The comments from John Hopkin, a school improvement adviser for Birmingham City Council and a former teacher, fly in the face of remarks by education secretary Michael Gove.
Earlier this year, Mr Gove hit out at the lack of facts being taught in schools. "In the geography curriculum, the only country we mention is the UK - we don't mention a single other country, continent, river or city," he told the BBC.
But Dr Hopkin warned that this approach could lead to a "stripped-down", over-simplified version of geography.
He said the "core knowledge" education philosophy, which focuses on outlining the precise factual details that every child should learn, would not improve standards.
Speaking at the GA's annual conference in Guildford last month, Dr Hopkin said it would reduce the scope of geography in schools.
"Such a curriculum could risk the minimum becoming the maximum in some schools, with a stripped-down content that might be viewed as all the geography that pupils needed," he said. "It might also suggest a view of learning where transmission of information was pre-eminent, rather than the pursuit of knowledge."
His comments were not echoed throughout humanities education.
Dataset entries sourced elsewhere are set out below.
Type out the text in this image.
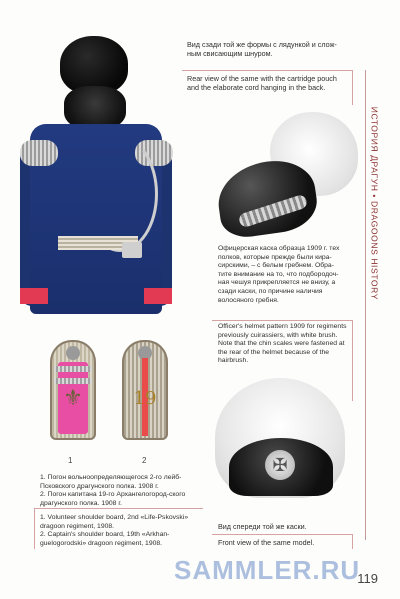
Вид сзади той же формы с лядункой и слож-ным свисающим шнуром.
Rear view of the same with the cartridge pouch and the elaborate cord hanging in the back.
Офицерская каска образца 1909 г. тех полков, которые прежде были кира-сирскими, – с белым гребнем. Обра-тите внимание на то, что подбородоч-ная чешуя прикрепляется не внизу, а сзади каски, по причине наличия волосяного гребня.
Officer's helmet pattern 1909 for regiments previously cuirassiers, with white brush. Note that the chin scales were fastened at the rear of the helmet because of the hairbrush.
⚜	19
1	2
1. Погон вольноопределяющегося 2-го лейб-Псковского драгунского полка. 1908 г.
2. Погон капитана 19-го Архангелогород-ского драгунского полка. 1908 г.
1. Volunteer shoulder board, 2nd «Life-Pskovski» dragoon regiment, 1908.
2. Captain's shoulder board, 19th «Arkhan-guelogorodski» dragoon regiment, 1908.
✠
Вид спереди той же каски.
Front view of the same model.
ИСТОРИЯ ДРАГУН • DRAGOONS HISTORY
SAMMLER.RU
119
Sean Lang, senior history lecturer at Anglia Ruskin University and chair of the Better History Group, told The TES that memorising facts was an essential springboard for developing deeper knowledge of a subject.
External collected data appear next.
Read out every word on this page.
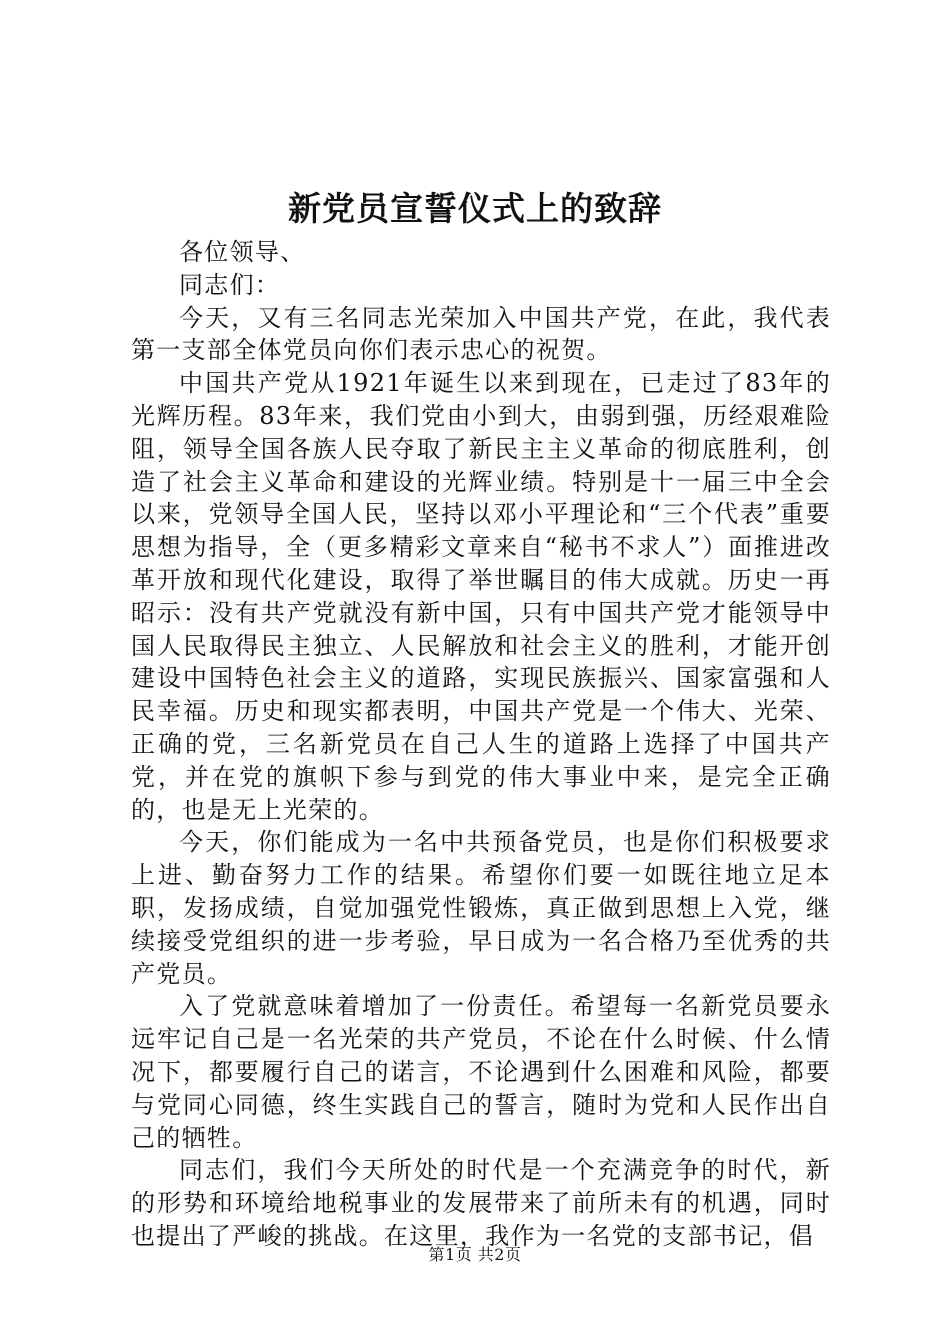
新党员宣誓仪式上的致辞

各位领导、

同志们：

今天，又有三名同志光荣加入中国共产党，在此，我代表第一支部全体党员向你们表示忠心的祝贺。

中国共产党从1921年诞生以来到现在，已走过了83年的光辉历程。83年来，我们党由小到大，由弱到强，历经艰难险阻，领导全国各族人民夺取了新民主主义革命的彻底胜利，创造了社会主义革命和建设的光辉业绩。特别是十一届三中全会以来，党领导全国人民，坚持以邓小平理论和“三个代表”重要思想为指导，全（更多精彩文章来自“秘书不求人”）面推进改革开放和现代化建设，取得了举世瞩目的伟大成就。历史一再昭示：没有共产党就没有新中国，只有中国共产党才能领导中国人民取得民主独立、人民解放和社会主义的胜利，才能开创建设中国特色社会主义的道路，实现民族振兴、国家富强和人民幸福。历史和现实都表明，中国共产党是一个伟大、光荣、正确的党，三名新党员在自己人生的道路上选择了中国共产党，并在党的旗帜下参与到党的伟大事业中来，是完全正确的，也是无上光荣的。

今天，你们能成为一名中共预备党员，也是你们积极要求上进、勤奋努力工作的结果。希望你们要一如既往地立足本职，发扬成绩，自觉加强党性锻炼，真正做到思想上入党，继续接受党组织的进一步考验，早日成为一名合格乃至优秀的共产党员。

入了党就意味着增加了一份责任。希望每一名新党员要永远牢记自己是一名光荣的共产党员，不论在什么时候、什么情况下，都要履行自己的诺言，不论遇到什么困难和风险，都要与党同心同德，终生实践自己的誓言，随时为党和人民作出自己的牺牲。

同志们，我们今天所处的时代是一个充满竞争的时代，新的形势和环境给地税事业的发展带来了前所未有的机遇，同时也提出了严峻的挑战。在这里，我作为一名党的支部书记，倡

第1页 共2页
"True understanding of the humanities subjects can only come from extensive factual knowledge," said Dr Lang. "However, there are those who fear and resist any attempt to extend pupils' knowledge. They speak of the 'transmission of random facts', 'filling empty vessels', 'simply cramming more facts' into children, and they reduce complex subject disciplines to mere depositories of information.
"The Better History Group strongly rejects these criticisms. We think they seriously underestimate young people's ability to absorb, make sense of and use extensive information."
A Department for Education spokeswoman said: "Our national curriculum review will take a root-and-branch look at how we can put a clearer focus on content and the essential knowledge that all children should acquire."
Map of success
A #163;3.8 million, five-year project to promote the study of geography has come to an end.
The Action Plan for Geography was created to arrest the steady decline in the number of students taking the subject at GCSE and A-level. A survey of teachers in the final report on the project found that 75 per cent had seen A-level student numbers go up, with 46 per cent reporting increased numbers at GCSE.